Now upon the question of infringement: I do not see that there can be any doubt that if Smith was the first to invent the “long swing,” to be secured by jointing the beam to the pole between the evener and the neck-yoke, and is entitled to a patent for the idea, then the defendant's machine infringes the complainant's in this particular. I have here a model of the defendant's machine which has the plough beam jointed to the pole between the evener and neck-yoke and suspended under the axle, and operated by means of handles, the driver being seated upon a seat which is but an extension of the tongue or pole to the rear of the axle. Here we have provision for the long swing by the joint between the evener and the neck-yoke, and the essential element of the complainant's device is manifestly in defendant's machine. Both machines are limited in their side motion by the wheels, and the wheels must necessarily be so near together as to run freely between two rows, straddling one.

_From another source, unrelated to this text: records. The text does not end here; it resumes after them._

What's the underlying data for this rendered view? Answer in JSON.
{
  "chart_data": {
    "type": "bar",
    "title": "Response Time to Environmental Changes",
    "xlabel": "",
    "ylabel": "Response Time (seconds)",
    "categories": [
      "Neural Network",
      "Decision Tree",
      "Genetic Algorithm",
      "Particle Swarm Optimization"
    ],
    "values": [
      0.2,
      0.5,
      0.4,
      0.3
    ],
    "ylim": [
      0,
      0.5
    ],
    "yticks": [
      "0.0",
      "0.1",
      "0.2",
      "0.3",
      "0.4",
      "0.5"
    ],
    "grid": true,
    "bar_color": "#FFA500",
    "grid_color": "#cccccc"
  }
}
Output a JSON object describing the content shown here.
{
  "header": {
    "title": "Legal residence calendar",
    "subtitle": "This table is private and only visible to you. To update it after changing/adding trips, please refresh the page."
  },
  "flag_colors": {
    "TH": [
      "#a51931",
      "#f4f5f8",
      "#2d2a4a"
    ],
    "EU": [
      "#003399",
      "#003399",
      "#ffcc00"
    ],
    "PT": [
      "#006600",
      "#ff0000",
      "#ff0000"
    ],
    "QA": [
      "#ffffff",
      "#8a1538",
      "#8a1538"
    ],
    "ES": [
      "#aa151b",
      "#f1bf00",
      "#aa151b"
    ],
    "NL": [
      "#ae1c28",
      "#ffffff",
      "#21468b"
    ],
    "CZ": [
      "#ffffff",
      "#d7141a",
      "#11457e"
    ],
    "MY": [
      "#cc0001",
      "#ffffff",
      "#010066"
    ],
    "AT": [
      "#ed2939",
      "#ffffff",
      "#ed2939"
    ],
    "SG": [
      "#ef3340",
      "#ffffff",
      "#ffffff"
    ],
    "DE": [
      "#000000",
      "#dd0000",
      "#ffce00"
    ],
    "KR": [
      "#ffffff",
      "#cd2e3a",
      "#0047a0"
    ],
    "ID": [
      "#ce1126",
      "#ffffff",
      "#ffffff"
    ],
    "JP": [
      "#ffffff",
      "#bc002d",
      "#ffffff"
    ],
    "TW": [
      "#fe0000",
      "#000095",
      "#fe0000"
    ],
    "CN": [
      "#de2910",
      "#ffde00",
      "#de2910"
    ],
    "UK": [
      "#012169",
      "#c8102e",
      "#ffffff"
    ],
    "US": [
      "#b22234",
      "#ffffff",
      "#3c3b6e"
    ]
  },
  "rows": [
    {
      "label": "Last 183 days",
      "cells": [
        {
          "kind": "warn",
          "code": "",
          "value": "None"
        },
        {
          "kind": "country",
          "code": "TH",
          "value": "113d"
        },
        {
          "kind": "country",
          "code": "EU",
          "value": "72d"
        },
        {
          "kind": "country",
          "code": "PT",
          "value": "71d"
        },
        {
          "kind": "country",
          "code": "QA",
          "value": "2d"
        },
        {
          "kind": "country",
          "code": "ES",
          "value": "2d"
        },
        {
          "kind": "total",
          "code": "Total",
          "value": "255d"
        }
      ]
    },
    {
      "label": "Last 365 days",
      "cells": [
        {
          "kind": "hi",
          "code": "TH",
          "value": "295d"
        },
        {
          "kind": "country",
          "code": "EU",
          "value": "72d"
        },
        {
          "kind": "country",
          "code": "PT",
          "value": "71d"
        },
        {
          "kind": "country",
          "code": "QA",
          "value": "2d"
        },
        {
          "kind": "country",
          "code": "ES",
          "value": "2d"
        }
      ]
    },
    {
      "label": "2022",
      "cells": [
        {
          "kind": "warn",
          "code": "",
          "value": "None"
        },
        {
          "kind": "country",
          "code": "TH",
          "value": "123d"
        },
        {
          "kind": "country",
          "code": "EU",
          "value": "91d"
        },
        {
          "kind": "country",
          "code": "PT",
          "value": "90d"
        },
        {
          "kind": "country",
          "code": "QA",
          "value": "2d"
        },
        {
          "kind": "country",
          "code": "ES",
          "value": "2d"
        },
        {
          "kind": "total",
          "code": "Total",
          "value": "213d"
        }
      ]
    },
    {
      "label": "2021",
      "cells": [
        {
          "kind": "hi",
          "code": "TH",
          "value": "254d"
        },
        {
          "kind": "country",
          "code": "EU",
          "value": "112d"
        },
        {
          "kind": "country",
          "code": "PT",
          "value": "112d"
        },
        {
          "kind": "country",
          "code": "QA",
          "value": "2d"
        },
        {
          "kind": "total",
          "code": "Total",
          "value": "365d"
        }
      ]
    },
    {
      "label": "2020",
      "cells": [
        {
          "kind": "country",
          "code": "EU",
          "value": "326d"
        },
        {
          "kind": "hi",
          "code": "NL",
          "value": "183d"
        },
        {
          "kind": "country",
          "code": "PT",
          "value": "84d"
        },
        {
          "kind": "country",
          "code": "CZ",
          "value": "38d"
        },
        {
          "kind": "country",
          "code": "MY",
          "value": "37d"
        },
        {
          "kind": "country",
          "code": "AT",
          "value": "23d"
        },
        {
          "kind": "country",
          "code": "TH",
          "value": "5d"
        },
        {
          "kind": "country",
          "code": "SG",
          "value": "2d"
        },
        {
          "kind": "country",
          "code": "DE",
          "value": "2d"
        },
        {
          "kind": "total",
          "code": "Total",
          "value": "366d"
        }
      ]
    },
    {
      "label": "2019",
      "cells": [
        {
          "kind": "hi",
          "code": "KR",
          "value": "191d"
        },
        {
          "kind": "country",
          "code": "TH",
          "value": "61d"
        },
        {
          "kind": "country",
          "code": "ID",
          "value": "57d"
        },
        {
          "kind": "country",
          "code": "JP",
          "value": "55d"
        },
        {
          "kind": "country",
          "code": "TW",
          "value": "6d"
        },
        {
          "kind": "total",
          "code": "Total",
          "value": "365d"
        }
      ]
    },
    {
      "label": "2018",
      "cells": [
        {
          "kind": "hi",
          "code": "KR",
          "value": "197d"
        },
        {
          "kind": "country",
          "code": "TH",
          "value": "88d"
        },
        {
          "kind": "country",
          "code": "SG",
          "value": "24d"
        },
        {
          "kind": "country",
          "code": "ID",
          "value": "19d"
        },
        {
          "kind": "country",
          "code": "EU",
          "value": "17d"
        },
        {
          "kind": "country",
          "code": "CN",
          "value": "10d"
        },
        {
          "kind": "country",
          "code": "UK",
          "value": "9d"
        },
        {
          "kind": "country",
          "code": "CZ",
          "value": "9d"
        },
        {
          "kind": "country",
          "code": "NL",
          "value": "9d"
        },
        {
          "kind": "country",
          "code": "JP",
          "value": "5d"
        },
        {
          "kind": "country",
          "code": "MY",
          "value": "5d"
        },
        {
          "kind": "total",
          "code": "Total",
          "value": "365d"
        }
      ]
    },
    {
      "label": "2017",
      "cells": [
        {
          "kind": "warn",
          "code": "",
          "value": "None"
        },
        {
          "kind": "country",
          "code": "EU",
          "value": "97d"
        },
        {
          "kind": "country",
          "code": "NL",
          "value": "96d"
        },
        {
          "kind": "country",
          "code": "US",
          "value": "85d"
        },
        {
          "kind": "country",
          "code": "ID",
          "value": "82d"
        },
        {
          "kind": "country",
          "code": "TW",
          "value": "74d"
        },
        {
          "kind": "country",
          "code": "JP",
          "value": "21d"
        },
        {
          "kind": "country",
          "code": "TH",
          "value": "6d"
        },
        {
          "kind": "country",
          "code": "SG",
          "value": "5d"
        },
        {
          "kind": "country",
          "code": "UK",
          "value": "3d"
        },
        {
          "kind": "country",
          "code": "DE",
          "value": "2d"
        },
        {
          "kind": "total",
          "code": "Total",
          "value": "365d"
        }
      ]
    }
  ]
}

I therefore come to the conclusion that the re-issue by which Gerber, as the assignee of the Smith patent, was allowed to amend his specifications so as to secure the joint “M” as an element in his device or in the Smith device, and to cover the idea of jointing between the evener and the neck-yoke as a specific element in his invention, is a valid re-issue under the patent law as it then stood; and that having obtained the re-issue and covering now the ground occupied by the defendants, the complainant is entitled to recover. It will be necessary to make a reference in this case, unless counsel agree upon the matter of damages. Decree for complainant.
[NOTE. For another case involving this patent, see Calkins v. Bertrand, 8 Fed. 755.]
1 [Reported by Josiah H. Bissell, Esq., and here reprinted by permission. Merw. Pat. Inv. 216, contains only a partial report.]